Dos usos medicinais, é tido como diurético, antihipertensivo, digestivo e tônico, além de estudos associados ao seu potencial antioxidante. É rica em ferro e vitamina C também, especialmente as folhas.

Para fazer mudas, o hibisco, tanto o da folha roxa quando o da folha vermelha, multiplicam-se por sementes e estacas. Para ter as sementes é preciso aguardar os frutos secarem e abrirem, liberando-as. Frutos imaturos terão sementes imaturas e portanto, que não germinam. É possível comprá-las facilmente pela internet. Por estacas, basta colher um caule da largura de um polegar, de uma rama que não tenha florido ainda, com pelo menos 30cm, e enterrar 5cm, em local definitivo. Ele gosta de ambientes ensolarados, bem drenados e com solos férteis, embora produza em menor quantidade em solos mais pobres e secos.

Como conclusão temos que os hibiscos dos quais se faz o chá são o Hibiscus acetosella, de folhas verdes ou roxas e flores avermelhadas e o Hibiscus sabdariffa, de folhas verdes e flores na cor creme.

domingo, 1 de maio de 2016

Mitsuba, Salsa Japonesa



Minha primeira muda de mitsuba (Cryptotaenia japonica) eu ganhei num dos pic-nic de troca de mudas e sementes que acontecem periodicamente aqui em São Paulo. Alás, ganhei sob o nome de salsa japonesa, uma designação que me parece muito correta, porque é parente da salsa, tem sabor de salsa e é muito consumida no Japão como condimento.

Trata-se de uma planta de pequeno porte, com no máximo meio metro de altura quando em flor, mas com folhas em geral crescendo na mesma altura da salsinha, mas comparativamente muito maiores. É um salsinhão! As folhas são divididas em três partes, dando sua forma característica. 





Ela se desenvolveu bem em vaso, mas senti que ficaria melhor plantada no chão. Por acaso, plantei num dos cantos mais úmidos da horta, onde ela formou uma moitinha. Diferente da salsinha, ela vai se multiplicando por brotos e pode formar uma pequena touceira, se comportante como planta perene e demorando alguns anos para florir. A minha floriu em dois anos, secando completamente e deixando como herança sementes, que caíram na terra e formaram um tapete de mitsubas. Nasceram mudas até mesmo fora da horta, e eu não sei dizer como elas forma nascer por todo canto. Mas fico feliz que tenha sido assim.

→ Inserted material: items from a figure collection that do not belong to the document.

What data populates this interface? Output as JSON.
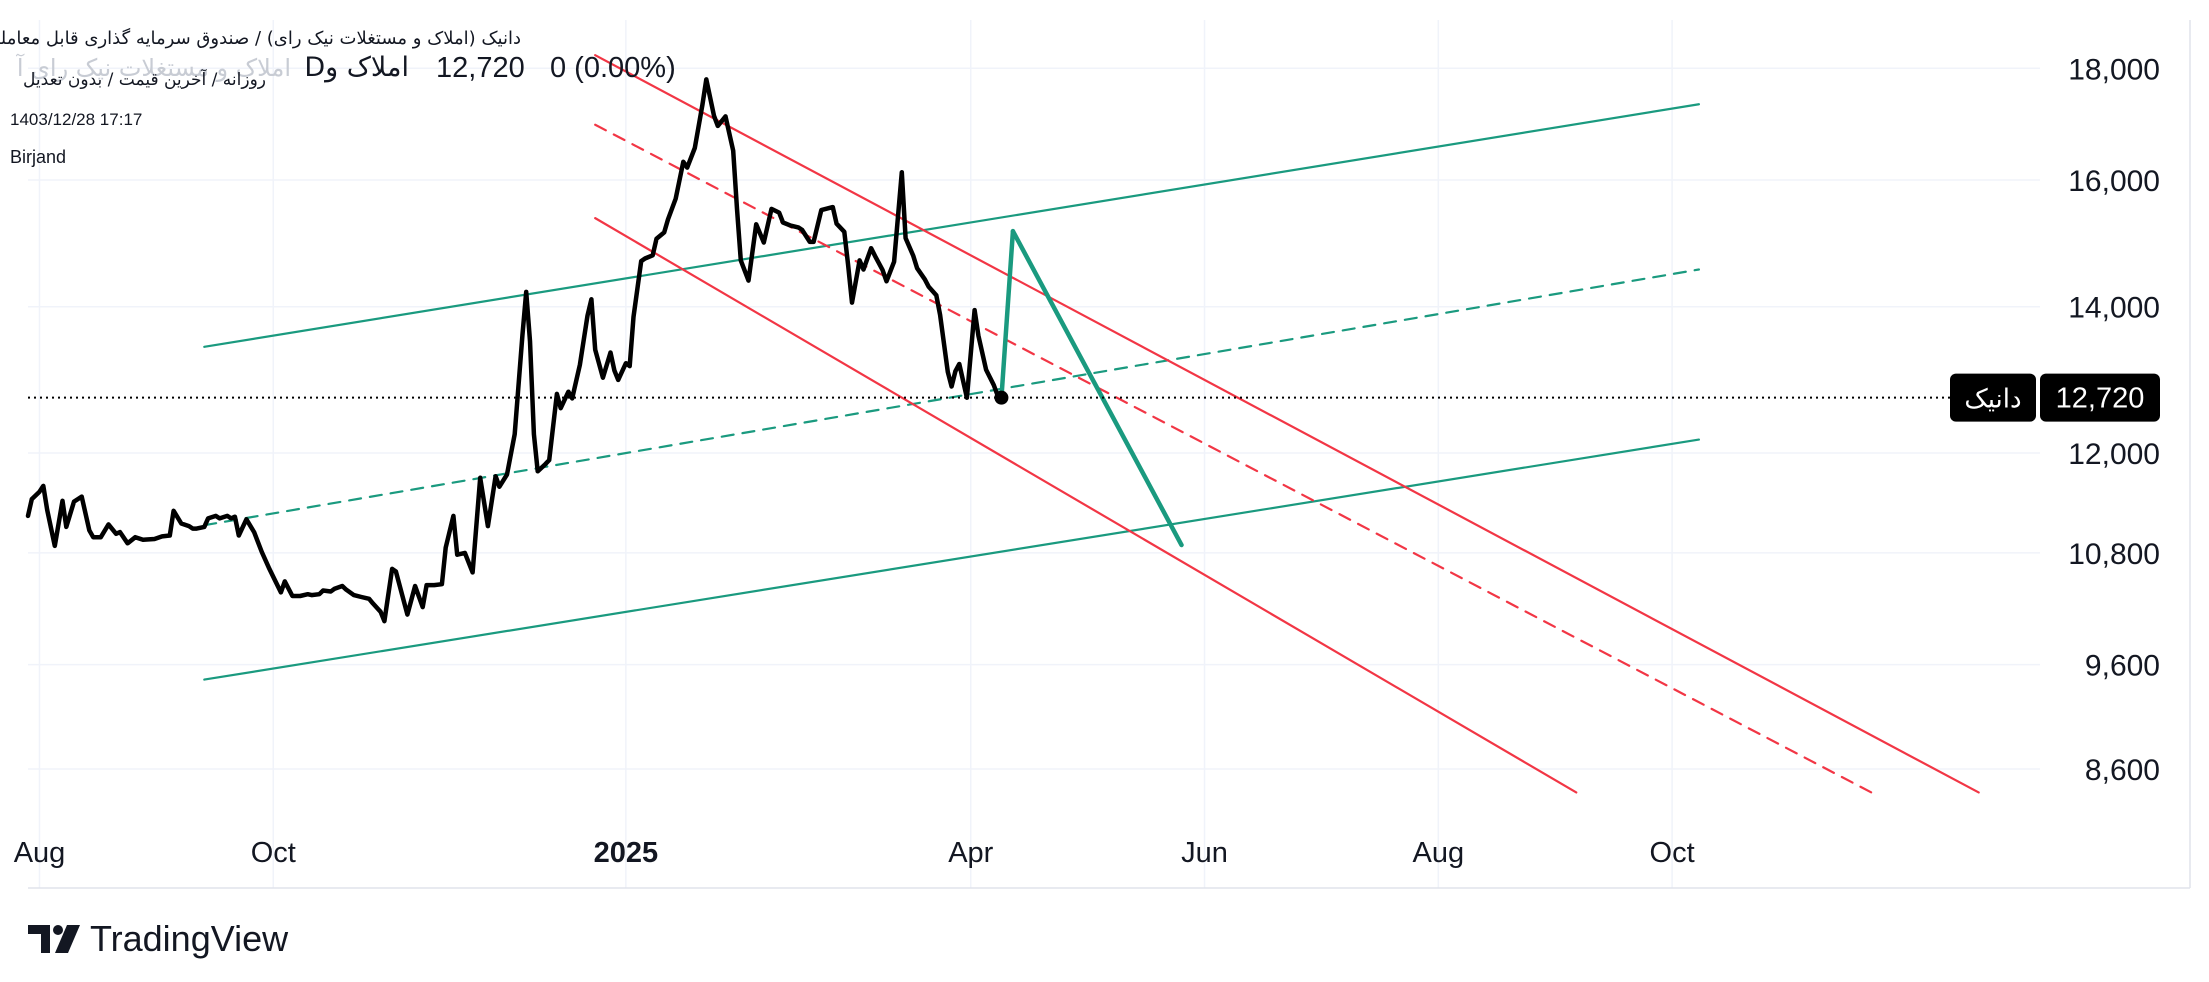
{
  "header": {
    "title": "دانیک (املاک و مستغلات نیک رای) / صندوق سرمایه گذاری قابل معامله",
    "ghost_text": "املاک و مستغلات نیک رای آ",
    "symbol_line": "املاک و",
    "symbol_prefix": "D",
    "price": "12,720",
    "change": "0 (0.00%)",
    "subtitle": "روزانه / آخرین قیمت / بدون تعدیل",
    "date": "1403/12/28 17:17",
    "author": "Birjand"
  },
  "brand": {
    "name": "TradingView",
    "icon": "tradingview-logo-icon"
  },
  "colors": {
    "price_line": "#000000",
    "channel_green": "#1a9a7f",
    "channel_red": "#f23645",
    "grid": "#f0f3fa",
    "tag_bg": "#000000",
    "tag_text": "#ffffff"
  },
  "chart_data": {
    "type": "line",
    "title": "",
    "xlabel": "",
    "ylabel": "",
    "x_ticks": [
      {
        "date": "2024-08-01",
        "label": "Aug",
        "bold": false
      },
      {
        "date": "2024-10-01",
        "label": "Oct",
        "bold": false
      },
      {
        "date": "2025-01-01",
        "label": "2025",
        "bold": true
      },
      {
        "date": "2025-04-01",
        "label": "Apr",
        "bold": false
      },
      {
        "date": "2025-06-01",
        "label": "Jun",
        "bold": false
      },
      {
        "date": "2025-08-01",
        "label": "Aug",
        "bold": false
      },
      {
        "date": "2025-10-01",
        "label": "Oct",
        "bold": false
      }
    ],
    "y_ticks": [
      {
        "value": 18000,
        "label": "18,000"
      },
      {
        "value": 16000,
        "label": "16,000"
      },
      {
        "value": 14000,
        "label": "14,000"
      },
      {
        "value": 12000,
        "label": "12,000"
      },
      {
        "value": 10800,
        "label": "10,800"
      },
      {
        "value": 9600,
        "label": "9,600"
      },
      {
        "value": 8600,
        "label": "8,600"
      }
    ],
    "log_scale": true,
    "xlim": [
      "2024-07-29",
      "2026-01-05"
    ],
    "ylim": [
      8150,
      18350
    ],
    "grid": true,
    "last_price": {
      "value": 12720,
      "label": "12,720",
      "symbol": "دانیک"
    },
    "series": [
      {
        "name": "دانیک",
        "points": [
          [
            "2024-07-29",
            11230
          ],
          [
            "2024-07-30",
            11430
          ],
          [
            "2024-08-01",
            11520
          ],
          [
            "2024-08-02",
            11590
          ],
          [
            "2024-08-03",
            11300
          ],
          [
            "2024-08-05",
            10880
          ],
          [
            "2024-08-07",
            11410
          ],
          [
            "2024-08-08",
            11100
          ],
          [
            "2024-08-10",
            11400
          ],
          [
            "2024-08-12",
            11460
          ],
          [
            "2024-08-14",
            11060
          ],
          [
            "2024-08-15",
            10980
          ],
          [
            "2024-08-17",
            10980
          ],
          [
            "2024-08-19",
            11130
          ],
          [
            "2024-08-21",
            11020
          ],
          [
            "2024-08-22",
            11040
          ],
          [
            "2024-08-24",
            10910
          ],
          [
            "2024-08-26",
            10980
          ],
          [
            "2024-08-28",
            10950
          ],
          [
            "2024-08-31",
            10960
          ],
          [
            "2024-09-02",
            10990
          ],
          [
            "2024-09-04",
            11000
          ],
          [
            "2024-09-05",
            11290
          ],
          [
            "2024-09-07",
            11140
          ],
          [
            "2024-09-09",
            11110
          ],
          [
            "2024-09-10",
            11080
          ],
          [
            "2024-09-11",
            11080
          ],
          [
            "2024-09-13",
            11100
          ],
          [
            "2024-09-14",
            11200
          ],
          [
            "2024-09-16",
            11230
          ],
          [
            "2024-09-17",
            11200
          ],
          [
            "2024-09-19",
            11230
          ],
          [
            "2024-09-20",
            11200
          ],
          [
            "2024-09-21",
            11220
          ],
          [
            "2024-09-22",
            11000
          ],
          [
            "2024-09-24",
            11190
          ],
          [
            "2024-09-26",
            11040
          ],
          [
            "2024-09-28",
            10810
          ],
          [
            "2024-09-30",
            10620
          ],
          [
            "2024-10-01",
            10530
          ],
          [
            "2024-10-03",
            10360
          ],
          [
            "2024-10-04",
            10480
          ],
          [
            "2024-10-06",
            10320
          ],
          [
            "2024-10-08",
            10320
          ],
          [
            "2024-10-10",
            10340
          ],
          [
            "2024-10-11",
            10330
          ],
          [
            "2024-10-13",
            10340
          ],
          [
            "2024-10-14",
            10380
          ],
          [
            "2024-10-16",
            10370
          ],
          [
            "2024-10-17",
            10400
          ],
          [
            "2024-10-19",
            10430
          ],
          [
            "2024-10-20",
            10390
          ],
          [
            "2024-10-22",
            10330
          ],
          [
            "2024-10-24",
            10310
          ],
          [
            "2024-10-26",
            10290
          ],
          [
            "2024-10-27",
            10240
          ],
          [
            "2024-10-29",
            10150
          ],
          [
            "2024-10-30",
            10050
          ],
          [
            "2024-11-01",
            10620
          ],
          [
            "2024-11-02",
            10590
          ],
          [
            "2024-11-05",
            10120
          ],
          [
            "2024-11-07",
            10430
          ],
          [
            "2024-11-09",
            10200
          ],
          [
            "2024-11-10",
            10440
          ],
          [
            "2024-11-12",
            10440
          ],
          [
            "2024-11-14",
            10450
          ],
          [
            "2024-11-15",
            10860
          ],
          [
            "2024-11-17",
            11230
          ],
          [
            "2024-11-18",
            10780
          ],
          [
            "2024-11-20",
            10800
          ],
          [
            "2024-11-22",
            10580
          ],
          [
            "2024-11-24",
            11690
          ],
          [
            "2024-11-26",
            11110
          ],
          [
            "2024-11-28",
            11710
          ],
          [
            "2024-11-29",
            11580
          ],
          [
            "2024-12-01",
            11730
          ],
          [
            "2024-12-03",
            12240
          ],
          [
            "2024-12-05",
            13580
          ],
          [
            "2024-12-06",
            14220
          ],
          [
            "2024-12-07",
            13500
          ],
          [
            "2024-12-08",
            12240
          ],
          [
            "2024-12-09",
            11770
          ],
          [
            "2024-12-11",
            11860
          ],
          [
            "2024-12-12",
            11910
          ],
          [
            "2024-12-14",
            12770
          ],
          [
            "2024-12-15",
            12580
          ],
          [
            "2024-12-17",
            12800
          ],
          [
            "2024-12-18",
            12710
          ],
          [
            "2024-12-20",
            13170
          ],
          [
            "2024-12-22",
            13870
          ],
          [
            "2024-12-23",
            14110
          ],
          [
            "2024-12-24",
            13380
          ],
          [
            "2024-12-26",
            12990
          ],
          [
            "2024-12-28",
            13340
          ],
          [
            "2024-12-29",
            13090
          ],
          [
            "2024-12-30",
            12960
          ],
          [
            "2025-01-01",
            13190
          ],
          [
            "2025-01-02",
            13150
          ],
          [
            "2025-01-03",
            13850
          ],
          [
            "2025-01-05",
            14690
          ],
          [
            "2025-01-06",
            14730
          ],
          [
            "2025-01-08",
            14780
          ],
          [
            "2025-01-09",
            15040
          ],
          [
            "2025-01-11",
            15140
          ],
          [
            "2025-01-12",
            15350
          ],
          [
            "2025-01-14",
            15690
          ],
          [
            "2025-01-16",
            16310
          ],
          [
            "2025-01-17",
            16210
          ],
          [
            "2025-01-19",
            16550
          ],
          [
            "2025-01-21",
            17330
          ],
          [
            "2025-01-22",
            17790
          ],
          [
            "2025-01-24",
            17120
          ],
          [
            "2025-01-25",
            16940
          ],
          [
            "2025-01-27",
            17110
          ],
          [
            "2025-01-29",
            16500
          ],
          [
            "2025-01-30",
            15520
          ],
          [
            "2025-01-31",
            14700
          ],
          [
            "2025-02-02",
            14390
          ],
          [
            "2025-02-04",
            15270
          ],
          [
            "2025-02-06",
            14980
          ],
          [
            "2025-02-08",
            15520
          ],
          [
            "2025-02-10",
            15460
          ],
          [
            "2025-02-11",
            15300
          ],
          [
            "2025-02-13",
            15250
          ],
          [
            "2025-02-15",
            15220
          ],
          [
            "2025-02-16",
            15180
          ],
          [
            "2025-02-18",
            14990
          ],
          [
            "2025-02-19",
            14990
          ],
          [
            "2025-02-21",
            15500
          ],
          [
            "2025-02-24",
            15550
          ],
          [
            "2025-02-25",
            15280
          ],
          [
            "2025-02-27",
            15150
          ],
          [
            "2025-02-28",
            14630
          ],
          [
            "2025-03-01",
            14060
          ],
          [
            "2025-03-03",
            14700
          ],
          [
            "2025-03-04",
            14560
          ],
          [
            "2025-03-06",
            14890
          ],
          [
            "2025-03-07",
            14770
          ],
          [
            "2025-03-09",
            14550
          ],
          [
            "2025-03-10",
            14380
          ],
          [
            "2025-03-12",
            14680
          ],
          [
            "2025-03-14",
            16130
          ],
          [
            "2025-03-15",
            15050
          ],
          [
            "2025-03-17",
            14770
          ],
          [
            "2025-03-18",
            14580
          ],
          [
            "2025-03-20",
            14410
          ],
          [
            "2025-03-21",
            14300
          ],
          [
            "2025-03-23",
            14170
          ],
          [
            "2025-03-24",
            13880
          ],
          [
            "2025-03-26",
            13070
          ],
          [
            "2025-03-27",
            12870
          ],
          [
            "2025-03-28",
            13080
          ],
          [
            "2025-03-29",
            13180
          ],
          [
            "2025-03-31",
            12720
          ],
          [
            "2025-04-02",
            13950
          ],
          [
            "2025-04-03",
            13580
          ],
          [
            "2025-04-05",
            13100
          ],
          [
            "2025-04-07",
            12890
          ],
          [
            "2025-04-08",
            12750
          ],
          [
            "2025-04-09",
            12720
          ]
        ]
      }
    ],
    "drawings": [
      {
        "name": "green-channel-upper-line",
        "color": "green",
        "dashed": false,
        "from": [
          "2024-09-13",
          13420
        ],
        "to": [
          "2025-10-08",
          17330
        ]
      },
      {
        "name": "green-channel-middle-line",
        "color": "green",
        "dashed": true,
        "from": [
          "2024-09-13",
          11120
        ],
        "to": [
          "2025-10-08",
          14560
        ]
      },
      {
        "name": "green-channel-lower-line",
        "color": "green",
        "dashed": false,
        "from": [
          "2024-09-13",
          9450
        ],
        "to": [
          "2025-10-08",
          12170
        ]
      },
      {
        "name": "red-channel-upper-line",
        "color": "red",
        "dashed": false,
        "from": [
          "2024-12-24",
          18250
        ],
        "to": [
          "2025-12-20",
          8390
        ]
      },
      {
        "name": "red-channel-middle-line",
        "color": "red",
        "dashed": true,
        "from": [
          "2024-12-24",
          16960
        ],
        "to": [
          "2025-11-22",
          8390
        ]
      },
      {
        "name": "red-channel-lower-line",
        "color": "red",
        "dashed": false,
        "from": [
          "2024-12-24",
          15370
        ],
        "to": [
          "2025-09-06",
          8390
        ]
      },
      {
        "name": "projection-up-line",
        "color": "green",
        "dashed": false,
        "bold": true,
        "from": [
          "2025-04-09",
          12720
        ],
        "to": [
          "2025-04-12",
          15160
        ]
      },
      {
        "name": "projection-down-line",
        "color": "green",
        "dashed": false,
        "bold": true,
        "from": [
          "2025-04-12",
          15160
        ],
        "to": [
          "2025-05-26",
          10890
        ]
      }
    ]
  }
}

Mais mitsuba pra mim!

Para que ela não floresça e se mantenha como planta perene feito couve, não arranque pela raiz, e vá usando as folhas conforme necessário - isso aliás estimula o parecimento de mais e mais folhas.

É uma erva de crescimento muito rápido e bom rendimento, porque, com seu tamanho enorme, uma ou duas folhas são suficientes para temperar um prato. O sabor é muito parecido com do da salsinha, mas com o quê de salsão, muito suave. Dá pra ser usada na decoração ou como tempero, e acredito, até como salada, pelo seu tamanho. Cozidas ficam levemente amargas, então eu uso picadinha no final dos pratos, para dar cor e sabor - cheiro verde levanta qualquer prato sem-graça, não é?

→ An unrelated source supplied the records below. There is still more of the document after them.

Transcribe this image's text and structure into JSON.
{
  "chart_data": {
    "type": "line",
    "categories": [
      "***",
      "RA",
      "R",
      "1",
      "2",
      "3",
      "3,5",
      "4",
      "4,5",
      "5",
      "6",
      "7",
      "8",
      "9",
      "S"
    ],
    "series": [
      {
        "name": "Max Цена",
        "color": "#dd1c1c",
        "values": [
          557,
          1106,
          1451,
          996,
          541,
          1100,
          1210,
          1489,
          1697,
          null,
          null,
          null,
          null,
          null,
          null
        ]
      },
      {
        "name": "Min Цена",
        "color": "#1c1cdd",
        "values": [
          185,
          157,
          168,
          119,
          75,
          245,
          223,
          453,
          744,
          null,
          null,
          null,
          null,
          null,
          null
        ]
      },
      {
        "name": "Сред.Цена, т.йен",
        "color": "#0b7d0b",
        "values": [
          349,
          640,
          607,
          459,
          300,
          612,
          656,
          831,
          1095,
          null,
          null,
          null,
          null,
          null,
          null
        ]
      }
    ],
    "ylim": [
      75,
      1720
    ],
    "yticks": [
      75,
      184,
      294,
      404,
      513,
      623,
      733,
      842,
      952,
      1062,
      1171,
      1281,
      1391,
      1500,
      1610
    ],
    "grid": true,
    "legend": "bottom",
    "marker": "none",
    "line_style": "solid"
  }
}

Para fazer mudas, você pode comprar sementes na internet ou por divisão de touceira. Aqui em São Paulo às vezes aparecem maços dela para venda nas mercearias orientais, daí é só usar as folhas e plantar as raízes. Providencie terra fértil e bem drenada, sendo mantida sempre úmida. Na dúvida, saiba que ela tem as mesmas exigências de umidade e sol do hortelã - onde uma vai, a outra cresce também. Fértil, úmido, pleno sol ou meia sombra.

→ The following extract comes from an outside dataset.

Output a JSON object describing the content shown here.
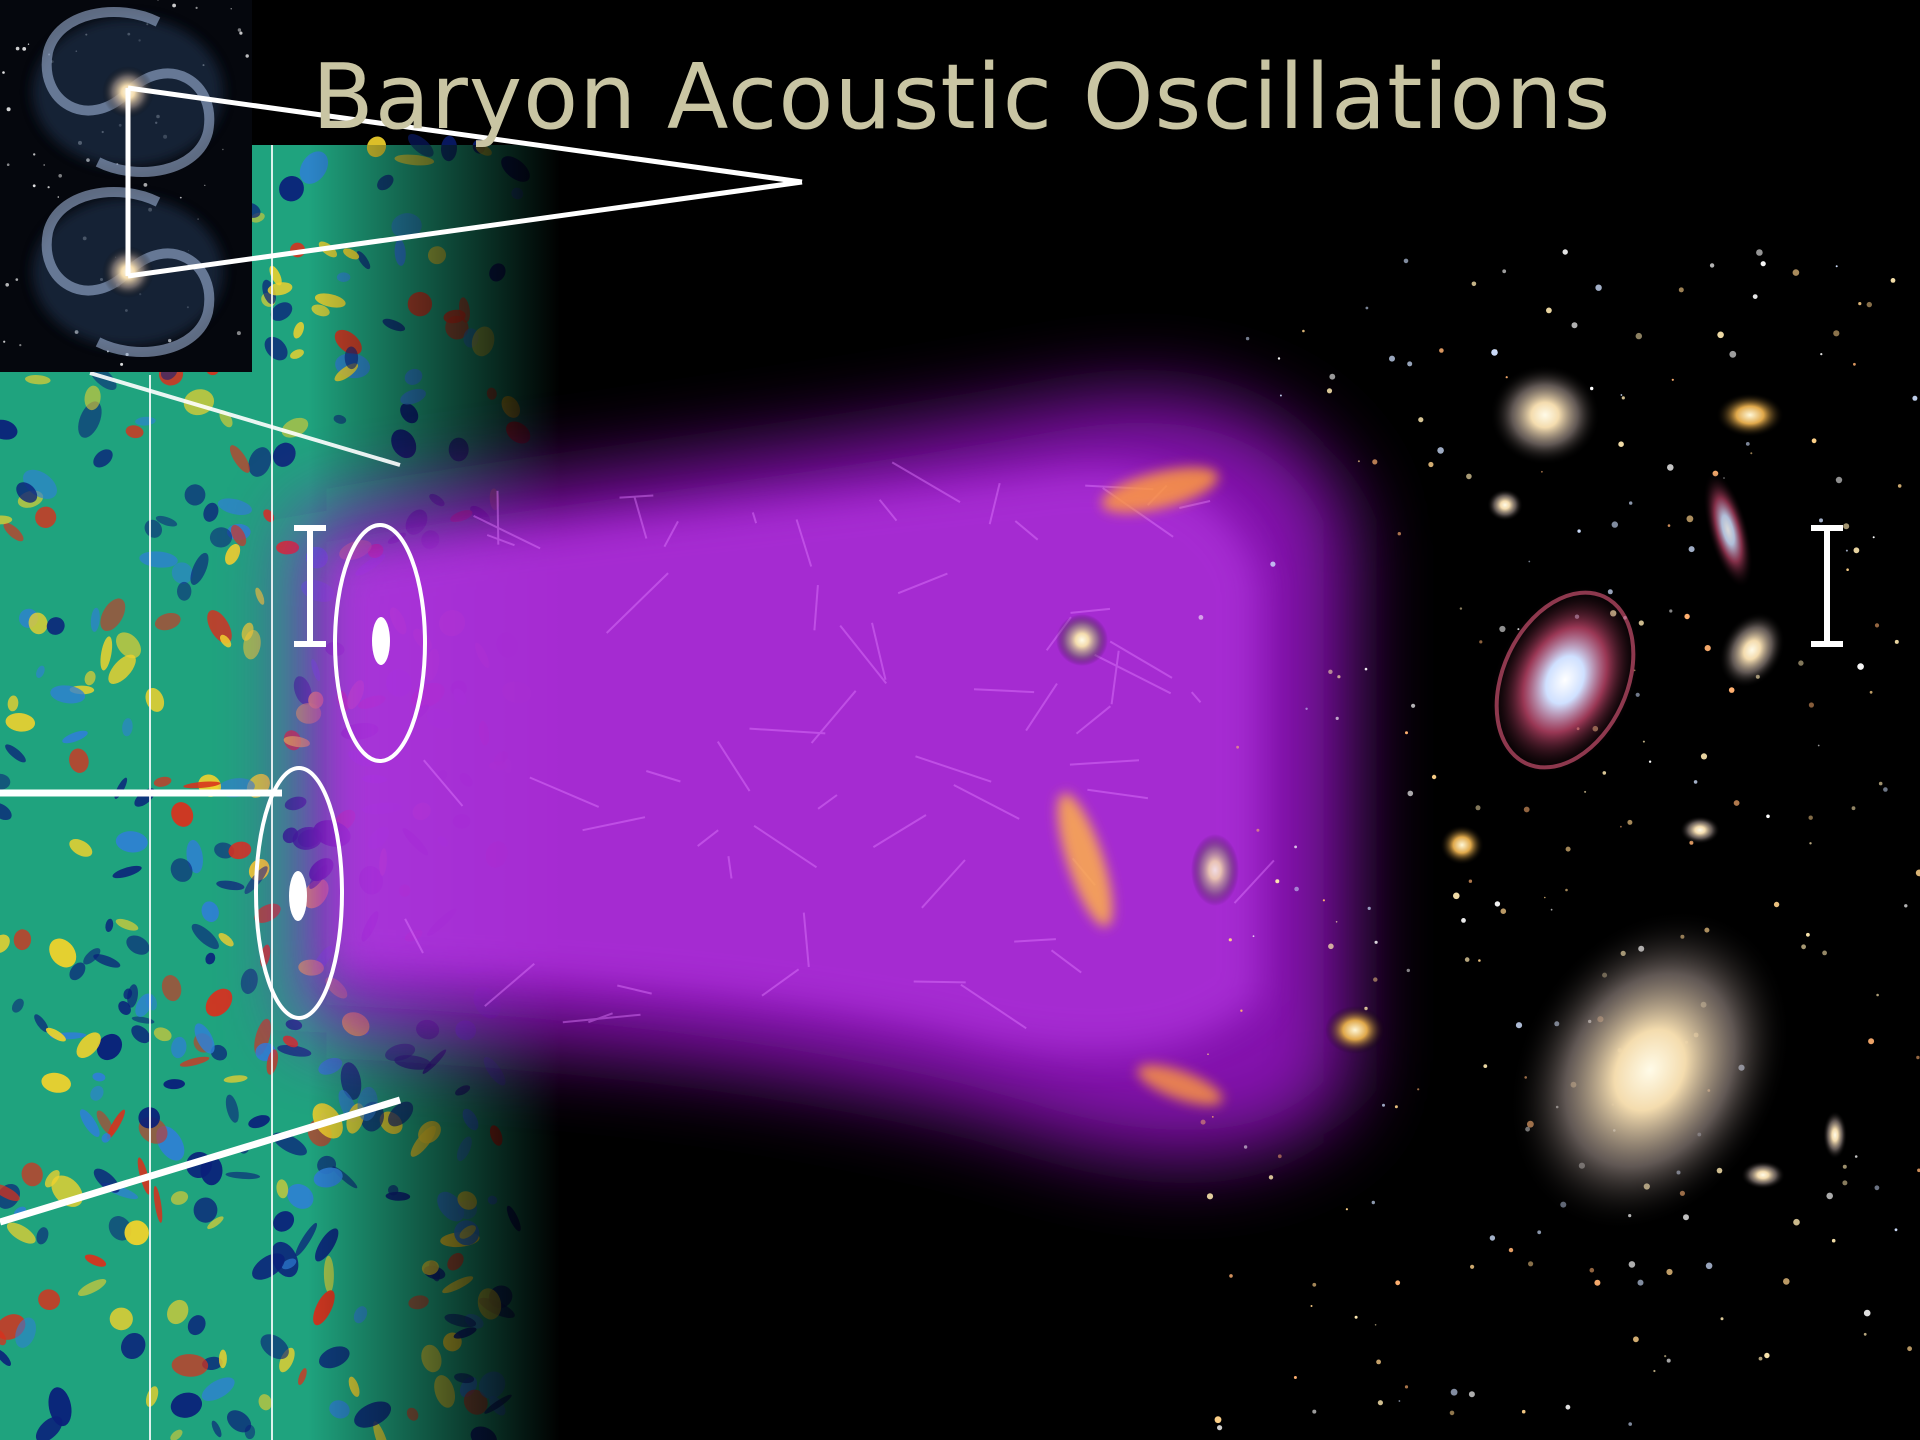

Toda verdura faz bem e eu a como porque acho gostoso, mas para quem for interessante, assim como a salsa, é rica em cálcio, vitamina A, vitamina C, proteínas. Picadinha, entra como tempero para quase tudo. No Japão, não entra como protagonista em receitas, porém é usada com frequência em sopas e saladas frias.